Now that you know the course and weather, dial in your pacing. Are you going for your race predictor pace right from the start, or are you saving some energy for the later hills? Will it be windy? If so, are there any places with a prolonged tailwind section? Know the features of the course, the weather, and then begin to dial in your racing strategy.

Race Morning Logistics

When you go to the Expo and sign in, spend time getting to know race morning logistics. Do you have to take a shuttle? Are there different staging corrals? What time do you need to be there? Be sure to understand the logistics and then create your own timeline. By doing so, you are in control of the morning and have a plan for everything. The last thing you want to do is just wing it. This will create unnecessary stress and reduce your enjoyment of the overall experience.

Equipment Check

Every athlete will have different equipment and needs for what they enjoy. The important thing is you sit down a few days before your race and list all of the items you want during your race. Create your own checklist and be sure to pack these things for your event. When loading them into your bag, mark them off. Packing for an event can be stressful, create a checklist to help keep you in control.

Equipment Prep

Now that you have your equipment at the race venue, it’s time to ensure it’s ready. Charge your watch, lay out your clothes, get your race number ready, clean your sunglasses, etc. Get everything prepared so on race morning, your equipment is ready to go. Again, stay in control by having everything you need already prepared.

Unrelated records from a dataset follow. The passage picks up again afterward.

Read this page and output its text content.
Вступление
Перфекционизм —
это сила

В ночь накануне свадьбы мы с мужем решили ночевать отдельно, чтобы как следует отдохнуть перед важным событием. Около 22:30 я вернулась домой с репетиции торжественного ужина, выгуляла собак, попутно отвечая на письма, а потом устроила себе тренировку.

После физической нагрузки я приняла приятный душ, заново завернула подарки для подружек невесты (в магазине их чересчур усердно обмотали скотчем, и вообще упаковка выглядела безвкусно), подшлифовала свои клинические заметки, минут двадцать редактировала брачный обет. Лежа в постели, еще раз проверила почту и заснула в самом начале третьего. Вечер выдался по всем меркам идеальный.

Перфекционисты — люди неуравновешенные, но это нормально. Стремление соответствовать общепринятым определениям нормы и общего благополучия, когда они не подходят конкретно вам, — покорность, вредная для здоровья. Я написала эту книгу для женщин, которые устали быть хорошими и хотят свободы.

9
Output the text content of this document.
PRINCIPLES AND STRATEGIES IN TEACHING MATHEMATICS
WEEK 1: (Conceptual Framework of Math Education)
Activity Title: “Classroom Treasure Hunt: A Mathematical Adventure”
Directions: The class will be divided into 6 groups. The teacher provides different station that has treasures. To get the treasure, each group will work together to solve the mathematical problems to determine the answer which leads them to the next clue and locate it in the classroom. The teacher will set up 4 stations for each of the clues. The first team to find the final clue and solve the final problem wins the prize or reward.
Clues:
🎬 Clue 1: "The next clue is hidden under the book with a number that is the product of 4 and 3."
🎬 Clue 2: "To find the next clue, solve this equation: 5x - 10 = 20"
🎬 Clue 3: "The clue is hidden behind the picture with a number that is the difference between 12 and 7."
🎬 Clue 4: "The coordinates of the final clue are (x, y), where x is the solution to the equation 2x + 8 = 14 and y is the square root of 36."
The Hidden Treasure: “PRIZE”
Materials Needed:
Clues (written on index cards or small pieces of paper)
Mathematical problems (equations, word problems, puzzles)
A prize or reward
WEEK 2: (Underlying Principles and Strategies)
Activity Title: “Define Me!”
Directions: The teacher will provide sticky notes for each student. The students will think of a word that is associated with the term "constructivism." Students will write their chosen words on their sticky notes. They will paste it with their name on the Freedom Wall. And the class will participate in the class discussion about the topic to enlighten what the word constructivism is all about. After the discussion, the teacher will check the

There are plenty of things to prepare when running a marathon. You have the 12-28 weeks of training that went into this, the travel logistics, the equipment, the strategizing, etc. This checklist is designed to help you keep track of all of these items, and keep you in control. The overall message here is control what you can. Once you have controlled these items, everything else is outside of your control. You can’t dictate the weather, but you can plan for it. You can’t know how your body will respond on race day, but you can plan for it (sleep, taper, nutrition). You have done everything possible to plan appropriately, now relax and enjoy the experience!